The main inquiry of the thesis is divided into three chapters and uses the female life
course stages – daughter, wife, and widow – as categories of analysis throughout to assess how
women exercised power in Scotland. The first chapter examines women’s power through the
family with an examination of surviving charter evidence. The evidence presented in this
chapter represents the core of the primary source research of this doctoral project. It approaches
the evidence through prosopography and micro-history, uncovering that elite Scottish women’s
use of the categories of ‘daughter’, ‘wife’, and ‘widow’ were politically strategic and earlier
relationships were often called upon later in life in their exercise of power. The second chapter
examines the visual language of women’s seals, and it suggests that women were innovators in
sealing convention in Scotland through their use of heraldry to express their oftentimes complex
relationships to kinship groups. This counters long-held assumptions about medieval women’s
seals and heraldry as being essentially formulaic. The third chapter re-examines instances of
potential coercion experienced by women as daughters, wives, and widows – through analysis
of wardship, land resignations, and imprisonment, which has been used as evidence of elite
women’s vulnerability. Through analysis of the language of a variety of texts, the chapter
suggests that these instances reveal women’s importance, and latent or potential power as
political actors.
This thesis re-interprets the role of elite women in late medieval Scotland from 1296 to
1458. It argues that rather than ‘exceptions’ to a patriarchal rule, elite women’s activities as
female lords were wide-ranging and routine. The findings of this thesis suggest that the study of
elite women and their exercise of power can provide another way of interpreting how diplomacy
was conducted and that historians of Scottish lordship and politics ought to include the aims and
ambitions of elite women as full political actors in order to understand power in late medieval
Scotland.
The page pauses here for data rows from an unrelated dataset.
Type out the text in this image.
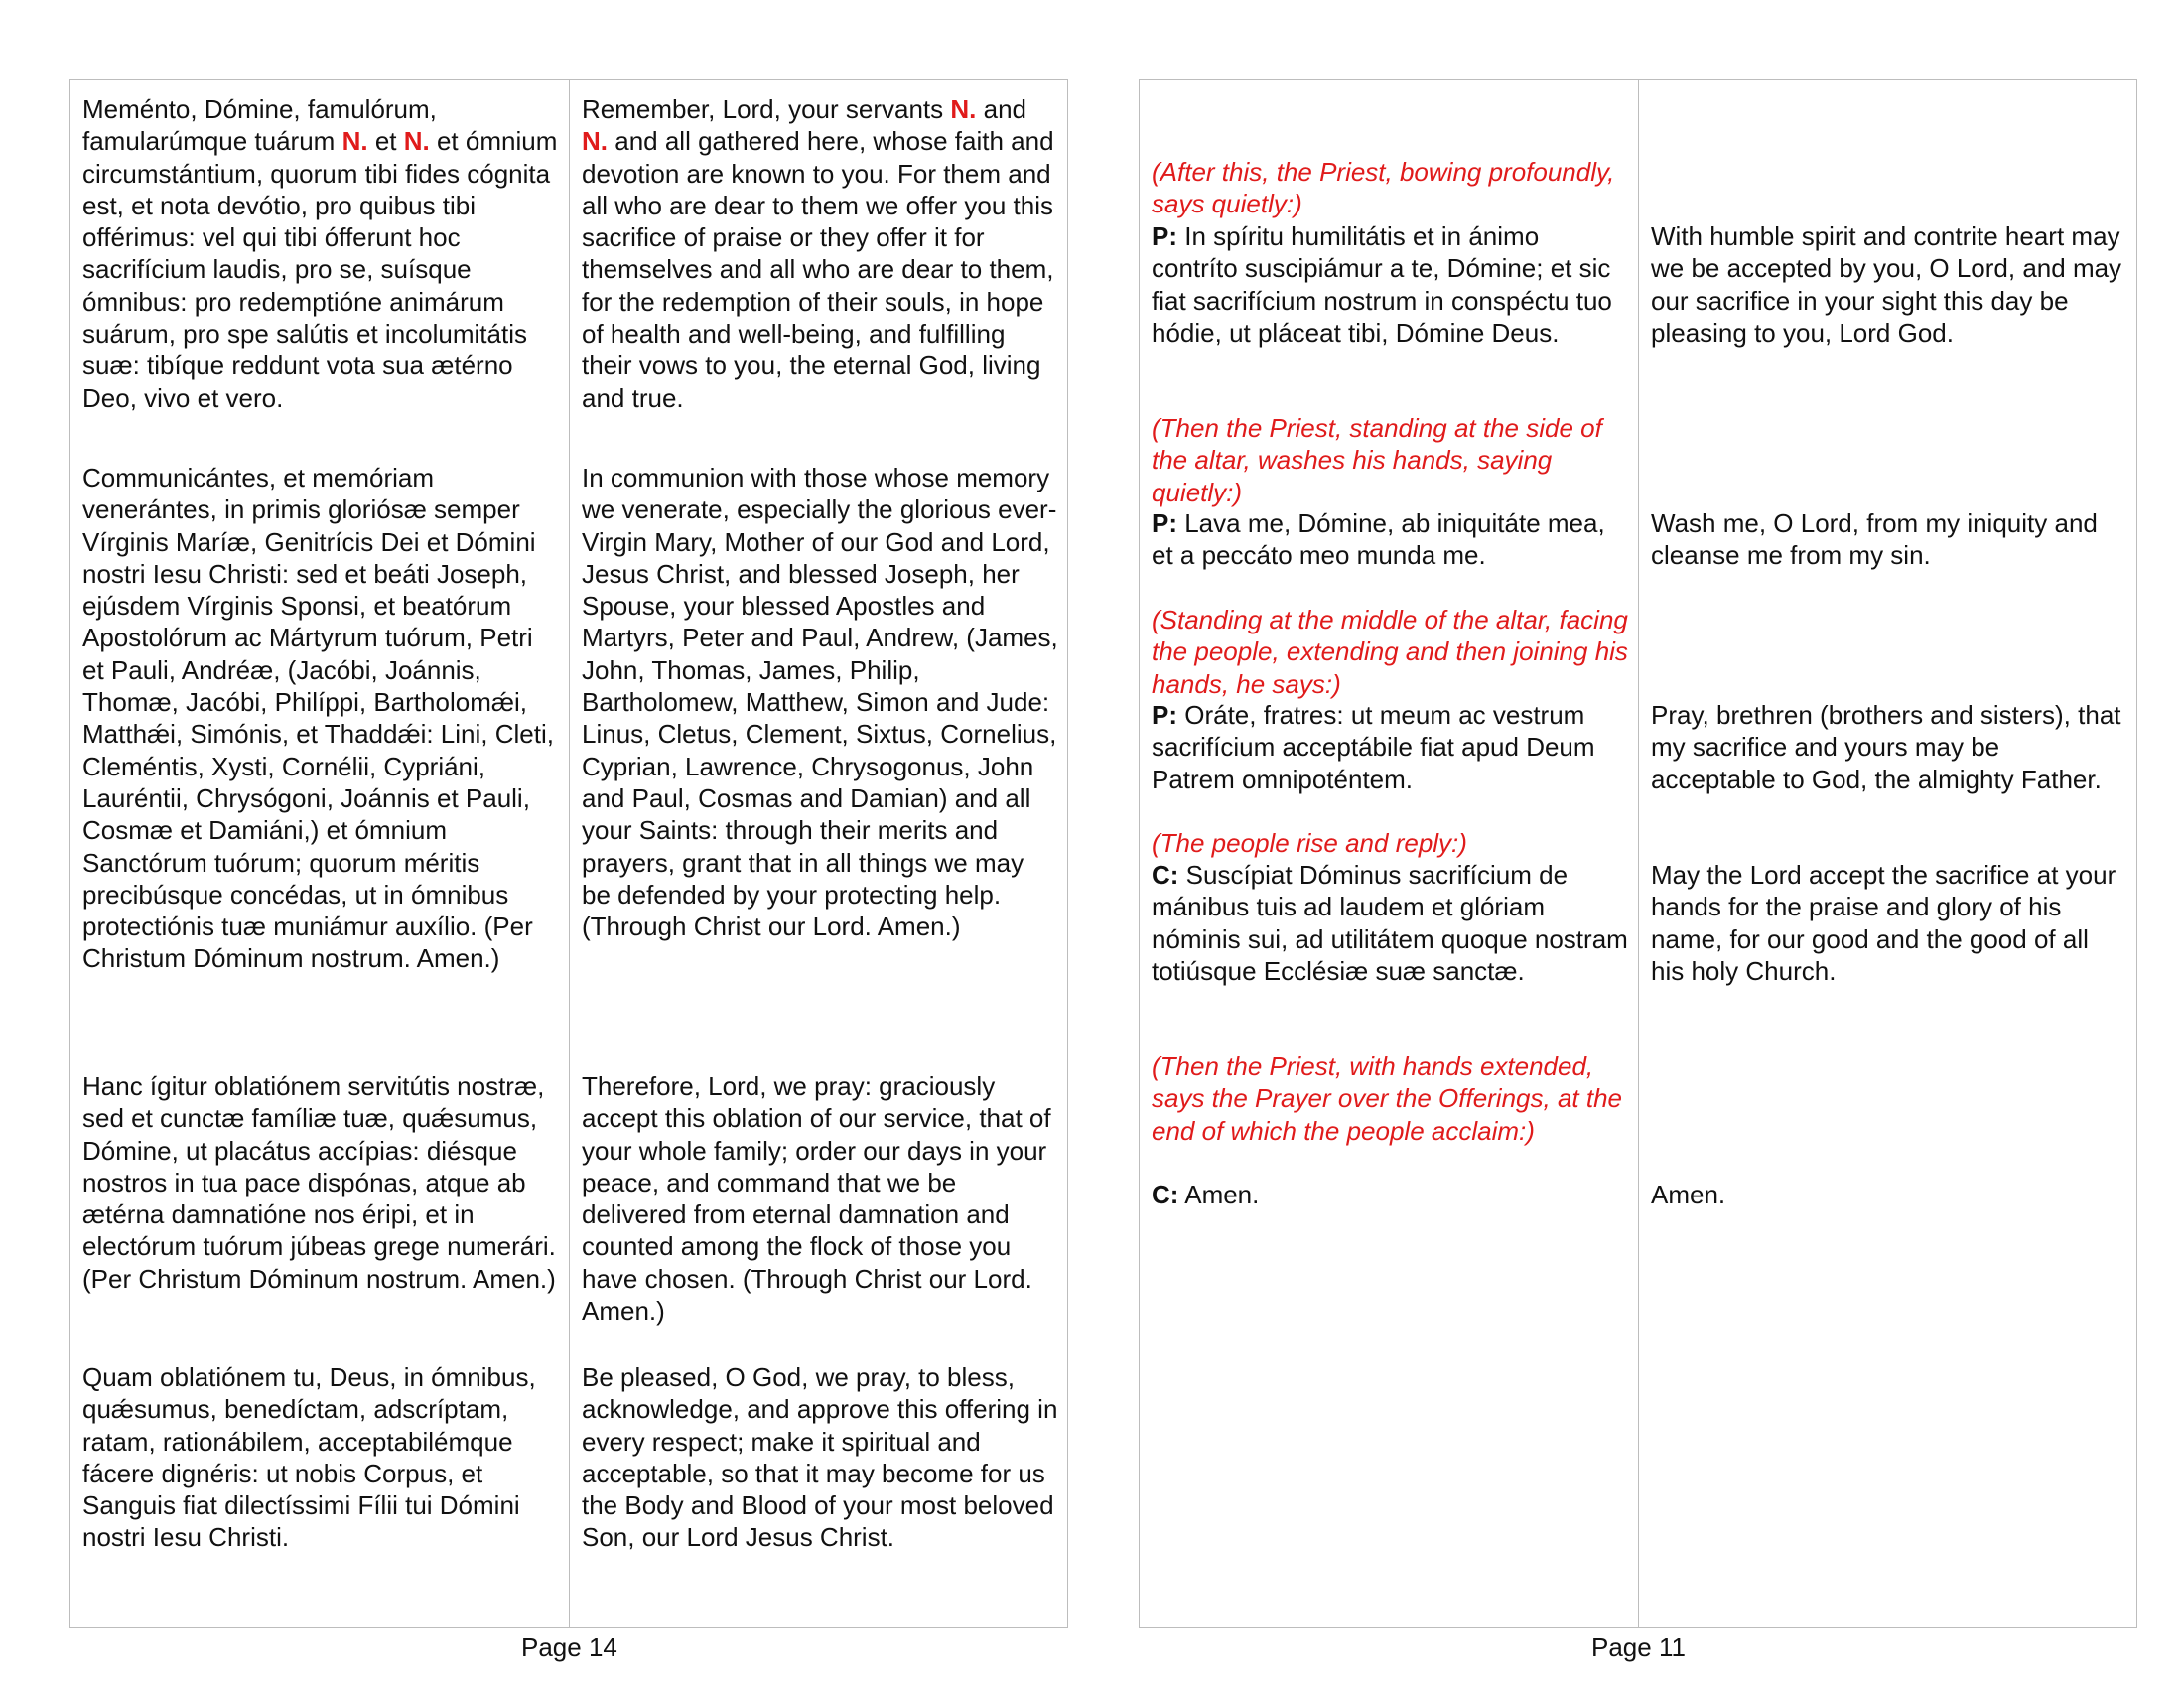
Meménto, Dómine, famulórum, famularúmque tuárum N. et N. et ómnium circumstántium, quorum tibi fides cógnita est, et nota devótio, pro quibus tibi offérimus: vel qui tibi ófferunt hoc sacrifícium laudis, pro se, suísque ómnibus: pro redemptióne animárum suárum, pro spe salútis et incolumitátis suæ: tibíque reddunt vota sua ætérno Deo, vivo et vero.
Communicántes, et memóriam venerántes, in primis gloriósæ semper Vírginis Maríæ, Genitrícis Dei et Dómini nostri Iesu Christi: sed et beáti Joseph, ejúsdem Vírginis Sponsi, et beatórum Apostolórum ac Mártyrum tuórum, Petri et Pauli, Andréæ, (Jacóbi, Joánnis, Thomæ, Jacóbi, Philíppi, Bartholomǽi, Matthǽi, Simónis, et Thaddǽi: Lini, Cleti, Cleméntis, Xysti, Cornélii, Cypriáni, Lauréntii, Chrysógoni, Joánnis et Pauli, Cosmæ et Damiáni,) et ómnium Sanctórum tuórum; quorum méritis precibúsque concédas, ut in ómnibus protectiónis tuæ muniámur auxílio. (Per Christum Dóminum nostrum. Amen.)
Hanc ígitur oblatiónem servitútis nostræ, sed et cunctæ famíliæ tuæ, quǽsumus, Dómine, ut placátus accípias: diésque nostros in tua pace dispónas, atque ab ætérna damnatióne nos éripi, et in electórum tuórum júbeas grege numerári. (Per Christum Dóminum nostrum. Amen.)
Quam oblatiónem tu, Deus, in ómnibus, quǽsumus, benedíctam, adscríptam, ratam, rationábilem, acceptabilémque fácere dignéris: ut nobis Corpus, et Sanguis fiat dilectíssimi Fílii tui Dómini nostri Iesu Christi.
Remember, Lord, your servants N. and N. and all gathered here, whose faith and devotion are known to you. For them and all who are dear to them we offer you this sacrifice of praise or they offer it for themselves and all who are dear to them, for the redemption of their souls, in hope of health and well-being, and fulfilling their vows to you, the eternal God, living and true.
In communion with those whose memory we venerate, especially the glorious ever-Virgin Mary, Mother of our God and Lord, Jesus Christ, and blessed Joseph, her Spouse, your blessed Apostles and Martyrs, Peter and Paul, Andrew, (James, John, Thomas, James, Philip, Bartholomew, Matthew, Simon and Jude: Linus, Cletus, Clement, Sixtus, Cornelius, Cyprian, Lawrence, Chrysogonus, John and Paul, Cosmas and Damian) and all your Saints: through their merits and prayers, grant that in all things we may be defended by your protecting help. (Through Christ our Lord. Amen.)
Therefore, Lord, we pray: graciously accept this oblation of our service, that of your whole family; order our days in your peace, and command that we be delivered from eternal damnation and counted among the flock of those you have chosen. (Through Christ our Lord. Amen.)
Be pleased, O God, we pray, to bless, acknowledge, and approve this offering in every respect; make it spiritual and acceptable, so that it may become for us the Body and Blood of your most beloved Son, our Lord Jesus Christ.
Page 14
(After this, the Priest, bowing profoundly, says quietly:)
P: In spíritu humilitátis et in ánimo contríto suscipiámur a te, Dómine; et sic fiat sacrifícium nostrum in conspéctu tuo hódie, ut pláceat tibi, Dómine Deus.
(Then the Priest, standing at the side of the altar, washes his hands, saying quietly:)
P: Lava me, Dómine, ab iniquitáte mea, et a peccáto meo munda me.
(Standing at the middle of the altar, facing the people, extending and then joining his hands, he says:)
P: Oráte, fratres: ut meum ac vestrum sacrifícium acceptábile fiat apud Deum Patrem omnipoténtem.
(The people rise and reply:)
C: Suscípiat Dóminus sacrifícium de mánibus tuis ad laudem et glóriam nóminis sui, ad utilitátem quoque nostram totiúsque Ecclésiæ suæ sanctæ.
(Then the Priest, with hands extended, says the Prayer over the Offerings, at the end of which the people acclaim:)
C: Amen.
With humble spirit and contrite heart may we be accepted by you, O Lord, and may our sacrifice in your sight this day be pleasing to you, Lord God.
Wash me, O Lord, from my iniquity and cleanse me from my sin.
Pray, brethren (brothers and sisters), that my sacrifice and yours may be acceptable to God, the almighty Father.
May the Lord accept the sacrifice at your hands for the praise and glory of his name, for our good and the good of all his holy Church.
Amen.
Page 11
Importantly, the findings challenge the persistent periodization of women’s and
gender history that posits a weakening in women’s power by the later Middle Ages. This thesis
argues that while fourteenth- and fifteenth-century women had to cope with increasingly
bureaucratic structures, characteristic decline cannot be mapped onto women’s roles in politics.
Rather, their actions were comparable with their eleventh-, twelfth-, and thirteenth-century
predecessors in Scotland as well as medieval northwest Europe.